In this article, we have focused on the need to develop a methodology to interpret and apply AI ethics principle to specific practices, in this case those of the defence domain. To be effective, such a methodology has to produce applicable guidelines leading to fair solutions, which are consistent with the spirit of the AI ethics principles as well as with the foundational values of democratic societies. The methodology also has to be replicable and scrutinisable, so that it can be refined and adapted when its applications show flaws or limitations. With it, we aim to close the gap highlighted in Sect. 1 and provide the necessary middle step for the interpretation of AI ethics principles and their application into practices.

Questions concerning the operationalisation of the methodology are outside the scope of this article. However, we shall submit that the proposed methodology has great potential to be practical and agile, because following it an EB can identify ethical risks and requirements focusing on types of AI systems and for purposes of use. In this way, it is feasible that an EB will not have to consider and specify ethical requirements for every new AI system to be procured, developed, designed or used by a defence organisation. It may be the case that risks thresholds could be set so that under a certain threshold, a default set of ethical requirements provided by the EB are applied and above a certain threshold the EB will have to consider specific cases.

It has to be noted that the methodology is a necessary but insufficient element to foster ethical design, development and deployment of AI systems. To achieve this result, and to avoid risks of malpractice, these efforts need to stem from a pro-ethical institutional culture, where ethics is not perceived or treated as an add-on or an extra burden for practitioners, but is a constitutive, unavoidable element of everyday practices, which aids the achievement of positive results.
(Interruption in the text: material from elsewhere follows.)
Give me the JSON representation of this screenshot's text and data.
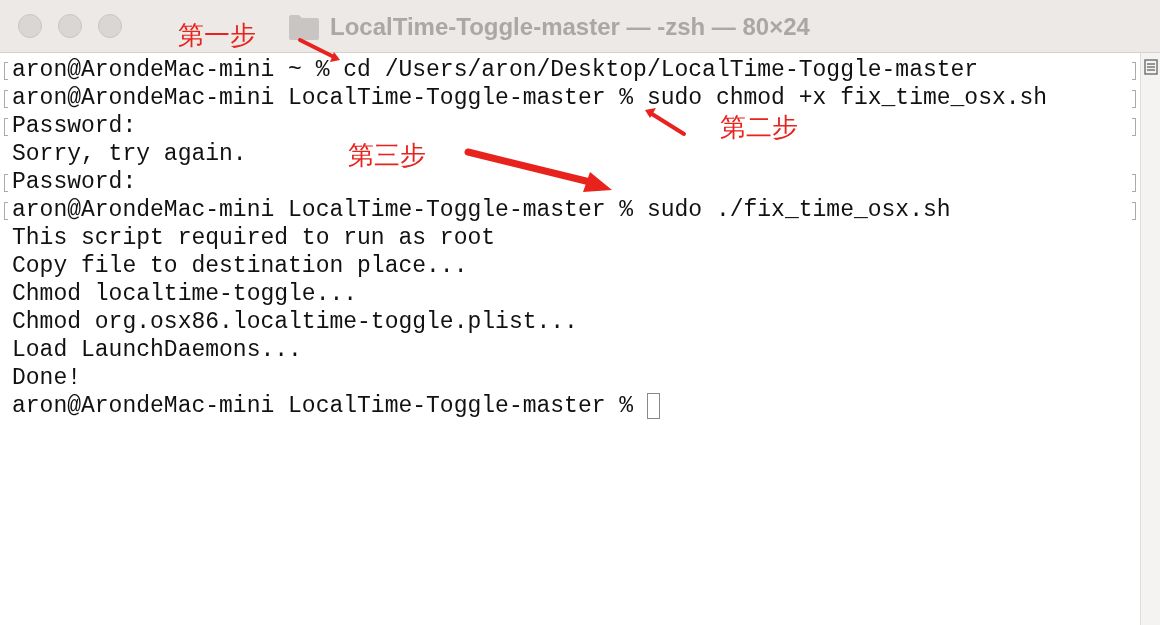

This is especially the case when considering defence institutions or other public bodies working in high-risk domains.

Such a pro-ethical attitude needs to be fostered and demonstrated at an institutional level. Two ways are particularly important: ethics training and enforceability. While we have argued in this article that ethical decisions are too complex to be devolved to individual practitioners or groups of practitioners without the required expertise, ethical outcomes are fostered when practitioners are aware of ethical risks, problems, complexities, and opportunities coupled to the use of AI, and which make necessary the adherence to the specified ethical guidelines. Thus, ethics training should be provided at the institutional level and made accessible (if not mandatory) to practitioners. At the same time, ethical guidelines that are not enforced would undermine any efforts to develop ethical uses of AI. To this end it is crucial that accountability is clearly established, for example via an EBA process.

We leave these topics to further steps in our research; but it is crucial to mention them here to outline, albeit briefly, that a methodology without institutional support would not be more useful to achieve ethical outcomes than the AI ethics principles alone.